Ultimately, he declares, good religious beliefs must be determined by the empiricist criterion. "By their fruits ye shall know them, not by their roots." "Their value can only be ascertained by spiritual judgments directly passed upon them, judgments based on our own immediate feeling primarily; and secondarily on what we can ascertain of their experiential relations to our moral needs and to the rest of what we hold as true."

Another Dichotomy

Just as James divides thinkers into the tough-minded and the tender-minded, he categorizes religious believers as healthy-minded or sick-souled. It is with the religion of healthy-mindedness--ranging from the creeds of professional mind healers to the poetry of Whitman--that he deals first. "It is to be hoped that we all have some friend, perhaps more often feminine than masculine, and young than old, whose soul is of a sky-blue tint, whose affinities are rather with flowers and birds and all enchanting innocencies than with dark human passions, who can think no ill of man or God, and in whom religious gladness, being in possession from the outset, needs no deliverance from any antecedent burden."

Healthy-minded individuals, James notes, possess temperaments "organically weighted on the side of cheer." For some people healthy-mindedness consists simply of involuntarily feeling happy about things--it occurs as an immediate, spontaneous response.

Voluntary Form

In its more voluntary form healthy-mindedness becomes an abstract way of conceiving things as good. It deliberately rejects evil from its perceptual field, holding the good as the essential aspect of being. James maintains that the emotional state of happiness carries with it blindness and insensibility to opposing facts as an instinctive device of self-protection. Yet he recognizes that healthy-mindedness can be employed as a conscious religious policy, and he takes pains to give it a fair hearing.

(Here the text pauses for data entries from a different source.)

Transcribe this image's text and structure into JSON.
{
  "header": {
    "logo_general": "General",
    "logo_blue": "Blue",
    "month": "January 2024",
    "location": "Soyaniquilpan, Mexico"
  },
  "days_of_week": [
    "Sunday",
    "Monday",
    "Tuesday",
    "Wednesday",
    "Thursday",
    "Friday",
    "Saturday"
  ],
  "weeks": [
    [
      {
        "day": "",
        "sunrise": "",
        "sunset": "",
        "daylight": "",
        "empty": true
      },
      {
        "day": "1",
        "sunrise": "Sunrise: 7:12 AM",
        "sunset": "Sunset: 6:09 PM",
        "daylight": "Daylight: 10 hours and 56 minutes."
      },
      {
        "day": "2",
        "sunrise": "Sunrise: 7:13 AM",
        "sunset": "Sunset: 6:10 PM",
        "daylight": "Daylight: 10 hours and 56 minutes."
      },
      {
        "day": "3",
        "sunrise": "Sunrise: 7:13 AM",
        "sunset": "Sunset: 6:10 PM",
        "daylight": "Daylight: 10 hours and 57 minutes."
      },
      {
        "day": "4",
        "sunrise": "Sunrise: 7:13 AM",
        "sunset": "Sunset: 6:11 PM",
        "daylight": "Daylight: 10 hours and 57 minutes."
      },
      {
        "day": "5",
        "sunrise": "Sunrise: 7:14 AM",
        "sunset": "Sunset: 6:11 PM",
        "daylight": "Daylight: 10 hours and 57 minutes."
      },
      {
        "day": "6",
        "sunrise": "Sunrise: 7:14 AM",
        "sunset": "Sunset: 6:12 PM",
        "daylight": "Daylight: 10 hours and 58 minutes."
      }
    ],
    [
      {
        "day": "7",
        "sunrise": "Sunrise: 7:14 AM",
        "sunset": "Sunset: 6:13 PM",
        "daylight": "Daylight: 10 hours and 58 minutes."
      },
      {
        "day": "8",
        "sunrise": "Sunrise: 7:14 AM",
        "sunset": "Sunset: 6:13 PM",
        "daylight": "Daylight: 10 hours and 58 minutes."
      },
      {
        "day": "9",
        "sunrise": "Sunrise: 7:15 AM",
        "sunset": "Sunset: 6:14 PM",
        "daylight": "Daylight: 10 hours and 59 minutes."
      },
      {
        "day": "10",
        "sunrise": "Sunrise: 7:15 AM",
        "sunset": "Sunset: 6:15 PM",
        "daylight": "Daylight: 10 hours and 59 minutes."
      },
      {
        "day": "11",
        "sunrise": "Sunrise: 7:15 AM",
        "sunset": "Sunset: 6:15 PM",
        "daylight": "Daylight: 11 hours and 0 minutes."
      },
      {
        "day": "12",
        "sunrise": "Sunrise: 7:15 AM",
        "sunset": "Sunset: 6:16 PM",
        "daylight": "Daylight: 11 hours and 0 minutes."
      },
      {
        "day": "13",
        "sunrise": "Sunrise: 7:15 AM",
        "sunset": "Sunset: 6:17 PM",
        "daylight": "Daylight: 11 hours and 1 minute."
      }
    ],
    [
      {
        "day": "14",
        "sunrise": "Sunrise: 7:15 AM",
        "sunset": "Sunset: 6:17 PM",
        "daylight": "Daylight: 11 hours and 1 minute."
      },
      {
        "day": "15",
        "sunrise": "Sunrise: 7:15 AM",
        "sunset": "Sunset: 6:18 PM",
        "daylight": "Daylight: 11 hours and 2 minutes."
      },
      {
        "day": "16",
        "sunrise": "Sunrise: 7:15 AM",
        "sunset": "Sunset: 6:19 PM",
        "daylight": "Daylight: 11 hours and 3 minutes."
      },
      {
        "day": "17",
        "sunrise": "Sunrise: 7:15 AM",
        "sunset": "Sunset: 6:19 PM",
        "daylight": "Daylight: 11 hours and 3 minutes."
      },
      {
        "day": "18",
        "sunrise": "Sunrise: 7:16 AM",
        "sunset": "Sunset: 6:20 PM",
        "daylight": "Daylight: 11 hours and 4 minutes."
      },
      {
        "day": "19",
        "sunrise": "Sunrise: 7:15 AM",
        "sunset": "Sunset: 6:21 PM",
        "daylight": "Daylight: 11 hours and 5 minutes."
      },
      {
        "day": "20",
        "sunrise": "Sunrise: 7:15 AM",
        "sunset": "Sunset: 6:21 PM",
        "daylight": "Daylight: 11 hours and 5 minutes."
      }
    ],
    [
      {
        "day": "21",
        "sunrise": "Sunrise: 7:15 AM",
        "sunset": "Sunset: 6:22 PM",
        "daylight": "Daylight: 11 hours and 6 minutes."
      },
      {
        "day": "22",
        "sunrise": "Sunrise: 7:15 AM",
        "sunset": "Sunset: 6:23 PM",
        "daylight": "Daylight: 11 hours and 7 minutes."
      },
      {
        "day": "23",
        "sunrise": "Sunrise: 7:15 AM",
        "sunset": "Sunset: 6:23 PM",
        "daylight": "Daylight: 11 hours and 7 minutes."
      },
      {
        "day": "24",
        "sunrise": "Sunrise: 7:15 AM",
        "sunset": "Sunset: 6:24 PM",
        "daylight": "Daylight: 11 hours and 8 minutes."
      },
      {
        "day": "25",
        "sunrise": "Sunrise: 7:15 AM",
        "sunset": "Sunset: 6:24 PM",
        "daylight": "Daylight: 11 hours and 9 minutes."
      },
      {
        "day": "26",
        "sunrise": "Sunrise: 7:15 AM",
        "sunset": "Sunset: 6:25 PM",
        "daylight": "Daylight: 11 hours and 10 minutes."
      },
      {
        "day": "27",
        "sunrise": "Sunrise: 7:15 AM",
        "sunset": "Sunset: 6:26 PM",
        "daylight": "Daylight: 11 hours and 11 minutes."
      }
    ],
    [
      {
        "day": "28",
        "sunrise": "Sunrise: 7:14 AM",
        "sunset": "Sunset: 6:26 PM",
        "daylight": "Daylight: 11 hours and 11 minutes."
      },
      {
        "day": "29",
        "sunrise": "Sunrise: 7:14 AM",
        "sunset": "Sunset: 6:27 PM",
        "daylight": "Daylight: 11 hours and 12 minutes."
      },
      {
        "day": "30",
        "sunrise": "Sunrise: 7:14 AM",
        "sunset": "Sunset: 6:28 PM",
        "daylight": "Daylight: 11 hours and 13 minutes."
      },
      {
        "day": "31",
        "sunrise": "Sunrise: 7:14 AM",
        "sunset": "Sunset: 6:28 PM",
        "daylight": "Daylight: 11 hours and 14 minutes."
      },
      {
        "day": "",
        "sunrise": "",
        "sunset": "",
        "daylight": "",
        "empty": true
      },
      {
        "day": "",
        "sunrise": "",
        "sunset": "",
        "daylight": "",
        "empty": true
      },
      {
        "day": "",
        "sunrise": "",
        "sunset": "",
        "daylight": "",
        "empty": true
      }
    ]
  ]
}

"Much of what we call evil is due entirely to the way men take the phenomenon. It can so often be converted into a bracing and tonic good by a simple change of the sufferer's inner attitude from one of fear to one of fight; its sting so often departs and turns into a relish when, after vainly seeking to shun it, we agree to face about and bear it cheerfully, that a man is simply bound in honor, with reference to many of the facts that seem at first to disconcert his peace to adopt this way of escape. Refuse to admit their badness; despise their power; ignore their presence; turn your attention the other way; and so far as you yourself are concerned at any rate, though the facts may still exist, their evil character exists no longer. Since you make them evil or good by your own thoughts about them, it is the ruling of your thoughts which proves to be your principal concern."

Beyond Health

Cheery and salubrious though it be, healthy-mindedness for James could never qualify as an ultimately satisfactory credo. "It seems to me," he writes, "that we are bound to say that morbid-mindedness ranges over the wider scale of experience, and that its survey is the one that overlaps. The method of averting one's attention from evil, and living simply in the light of good is splendid as long as it will work. It will work with many persons; it will work far more generally than most of us are ready to suppose; and within the sphere of its successful operation there is nothing to be said against it as a religious solution.